A new trove of antique pictures uncovered at Emory University - "Stereographic" Photos more than 100 years old.
At the right and on the main page:
(Stereograph photos courtesy of the Pitts Theology Library, Candler School of Theology, Emory University, circa 1900).
Note the lack of chairs, benches or dividers because of the Muslim/Turkish restrictions.
Yet men and women generally maintained separate prayer areas.
19th century stereo camera
Anyone who has used a "View-Master" toy will recognize the 3D illusion created by the "stereo" camera. Already in the 19th century photographers were taking stereo pictures which were viewed on a special device. In effect, the two camera lenses captured the view, and the slight angle differences of the right eye and the left eye created a 3D illusion.The photography company of Underwood & Underwood specialized in publishing stereoscope collections, such as Palestine through the Stereoscope which was sold with a stereoscope, and 200 stereoscopic slides. The photos were taken in Jerusalem, Bethlehem, the River Jordan, Nazareth, the Sea of Galilee, and the Dead Sea between 1895 and 1904, and the accompanying tour book was published in 1914.
We found the digitalized photos from the Underwood collection in the Emory University's Pitts Theology Library, Candler School of Theology. We are thankful to M. Patrick Graham, Ph.D., Professor of Theological Bibliography and Director of the Pitts Theology Library, for permission to reproduce the photos.
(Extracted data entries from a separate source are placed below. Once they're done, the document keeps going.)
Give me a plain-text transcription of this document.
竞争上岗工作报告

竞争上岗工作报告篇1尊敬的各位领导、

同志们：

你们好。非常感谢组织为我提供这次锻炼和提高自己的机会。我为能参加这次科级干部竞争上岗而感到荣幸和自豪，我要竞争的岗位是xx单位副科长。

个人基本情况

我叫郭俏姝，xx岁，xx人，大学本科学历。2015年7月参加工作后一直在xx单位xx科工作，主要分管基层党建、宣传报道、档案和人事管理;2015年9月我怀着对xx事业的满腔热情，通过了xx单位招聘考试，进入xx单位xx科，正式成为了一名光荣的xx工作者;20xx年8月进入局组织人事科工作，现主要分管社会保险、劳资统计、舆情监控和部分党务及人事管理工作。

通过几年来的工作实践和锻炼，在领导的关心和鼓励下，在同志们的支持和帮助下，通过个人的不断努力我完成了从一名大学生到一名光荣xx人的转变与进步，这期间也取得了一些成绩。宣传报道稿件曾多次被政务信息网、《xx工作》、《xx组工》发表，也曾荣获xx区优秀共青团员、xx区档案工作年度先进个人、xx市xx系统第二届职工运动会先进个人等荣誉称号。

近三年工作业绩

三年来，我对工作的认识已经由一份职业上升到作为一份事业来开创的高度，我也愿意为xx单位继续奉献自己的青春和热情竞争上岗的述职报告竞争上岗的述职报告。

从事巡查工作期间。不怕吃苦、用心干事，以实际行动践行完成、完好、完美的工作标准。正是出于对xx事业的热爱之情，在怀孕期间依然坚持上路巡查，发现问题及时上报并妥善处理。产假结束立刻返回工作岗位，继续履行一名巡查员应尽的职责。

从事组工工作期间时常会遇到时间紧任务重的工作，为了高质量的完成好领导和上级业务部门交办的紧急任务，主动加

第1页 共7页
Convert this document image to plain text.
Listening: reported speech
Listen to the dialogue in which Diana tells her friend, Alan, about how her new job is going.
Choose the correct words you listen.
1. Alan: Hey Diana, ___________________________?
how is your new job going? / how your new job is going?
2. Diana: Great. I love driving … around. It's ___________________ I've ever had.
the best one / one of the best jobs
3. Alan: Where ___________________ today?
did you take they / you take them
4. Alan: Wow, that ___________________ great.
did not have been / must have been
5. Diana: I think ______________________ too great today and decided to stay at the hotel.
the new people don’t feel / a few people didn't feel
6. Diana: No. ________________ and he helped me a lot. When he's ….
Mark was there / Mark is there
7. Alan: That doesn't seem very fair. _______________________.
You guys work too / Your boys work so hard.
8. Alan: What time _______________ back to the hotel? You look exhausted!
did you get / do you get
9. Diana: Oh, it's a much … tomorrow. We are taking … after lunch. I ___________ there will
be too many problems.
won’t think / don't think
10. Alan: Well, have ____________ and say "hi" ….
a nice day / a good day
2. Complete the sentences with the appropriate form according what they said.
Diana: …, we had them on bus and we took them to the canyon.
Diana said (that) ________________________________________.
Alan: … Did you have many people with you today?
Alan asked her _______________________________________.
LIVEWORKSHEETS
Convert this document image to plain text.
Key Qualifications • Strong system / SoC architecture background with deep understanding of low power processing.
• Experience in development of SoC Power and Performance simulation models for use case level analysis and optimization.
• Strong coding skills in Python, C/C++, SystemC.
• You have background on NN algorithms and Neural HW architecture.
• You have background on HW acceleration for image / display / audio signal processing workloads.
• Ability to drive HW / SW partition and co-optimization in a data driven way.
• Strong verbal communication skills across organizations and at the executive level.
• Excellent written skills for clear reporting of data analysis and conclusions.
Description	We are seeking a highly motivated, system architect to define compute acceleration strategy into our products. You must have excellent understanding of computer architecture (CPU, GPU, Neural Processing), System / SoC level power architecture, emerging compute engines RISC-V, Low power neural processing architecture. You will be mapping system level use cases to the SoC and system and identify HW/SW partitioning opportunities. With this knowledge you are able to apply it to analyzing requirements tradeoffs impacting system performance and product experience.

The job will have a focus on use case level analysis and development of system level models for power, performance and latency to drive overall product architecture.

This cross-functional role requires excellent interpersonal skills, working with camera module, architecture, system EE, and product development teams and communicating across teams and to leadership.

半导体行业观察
"Inside a Jewish synagogue," almost certainly the Instanbouli Synagogue in Jerusalem's Old City (courtesy of the Pitts Theology Library, Candler School of Theology, Emory University, circa 1900).
Compare this picture to the American Colony photograph with its caption, "One of the oldest in Jerusalem." Almost all of the Old City's synagogues were razed when the Jordan army captured the Jewish Quarter.
This publication has featured several pictures of Jewish money changers in Jerusalem. But the stereograph of this Old City money changer is unique. The sign above the door is in Hebrew/Yiddish and presumably gives the names of the proprietors. But in clearer print are the words בהכשר הרב קוק - "with the [kosher] approval of Rabbi Kook."The sign helps us date the picture. Rabbi Abraham Isaac HaCohen Kook arrived in the Holy Land in 1904, so the picture was taken after his arrival and prior to his 1914 departure. During World War I he was in exile in England and Switzerland and returned after the war.
Money changer inside Jerusalem's Old City Jaffa Gate (circa 1905)
Many of the Underwood photos are identical or similar to the pictures from the Library of Congress' American Colony collection that appear on this site. But some have never been published as part of a history of Jewish life in Palestine in the 19th century.